Dokumentenstandard Goliath gegen David

Gegenwind für Microsoft: Der mächtige Konzern ist vorerst damit gescheitert, sein OOXML-Format zum Tausch von Dokumenten zum weltweiten Standard zu machen. Zu verdanken hat Microsoft dies der Open-Source-Gemeinde, die mit ODF bereits den ersten offenen Standard in diesem Bereich etabliert hat.
Von Johannes Klostermeier

Überlingen - In der Welt der Informationstechnologie toben ab und zu Auseinandersetzungen, die für Außenstehende an Glaubenskriege erinnern. Eine der wichtigen Streitfragen ist etwa, ob sich proprietäre, also in sich geschlossene und urheberrechtlich geschützte, oder (quell-)offene Anwendungen, wie sie von der Open-Source-Gemeinschaft propagiert werden, durchsetzen. Der Softwarekonzern Microsoft  hat über die Jahrzehnte hinweg sehr gut von seinen Quasi-Standards mit Windows als Betriebssystem und Word als Textverarbeitung im Büropaket Office gelebt. Fast 90 Prozent der Unternehmen in Deutschland arbeiten damit.

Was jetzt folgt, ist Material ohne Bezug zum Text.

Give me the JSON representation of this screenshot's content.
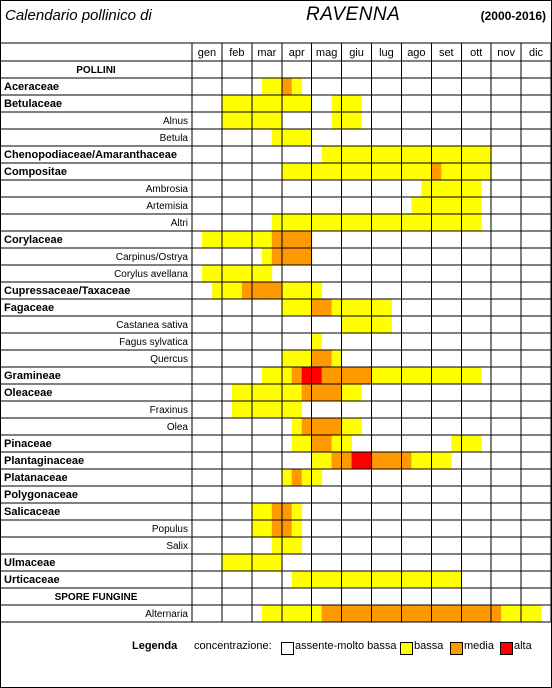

Offene Software wie das Betriebssystem Linux und das Paket fürs Büro, Open Office, gewinnen hingegen nur langsam an Fahrt. Zu schwierig ist es, umzusteigen. Erstens ist die Microsoft-Software jedem gut bekannt, die Hürden der Umstellung hoch. Zweitens kennt man die Kompatibilitätsprobleme, die auftreten, wenn man Kollegen ein Dokument schickt, das in einem anderen Format abgespeichert wurde. Wie schön wäre da ein offener Standard für Büroanwendungspakete zum unkomplizierten Daten- und Dateienaustausch.

Genau darum entbrennt gerade ein erbitterter Streit der beiden Lager. Es gibt zwei Formate, um deren zukünftige Dominanz und internationale Anerkennung gerungen wird. Zum einen ist da ODF, das Open-Document-Format, von OpenOffice.org entwickelt und der Organization for the Advancement of Structured Information Standards (OASIS) als offener Standard für den Austausch von Office-Dateien übergeben. ODF ist schon ein ISO-Standard. Die ISO wiederum ist die Internationale Organisation für Normung mit Sitz in Genf.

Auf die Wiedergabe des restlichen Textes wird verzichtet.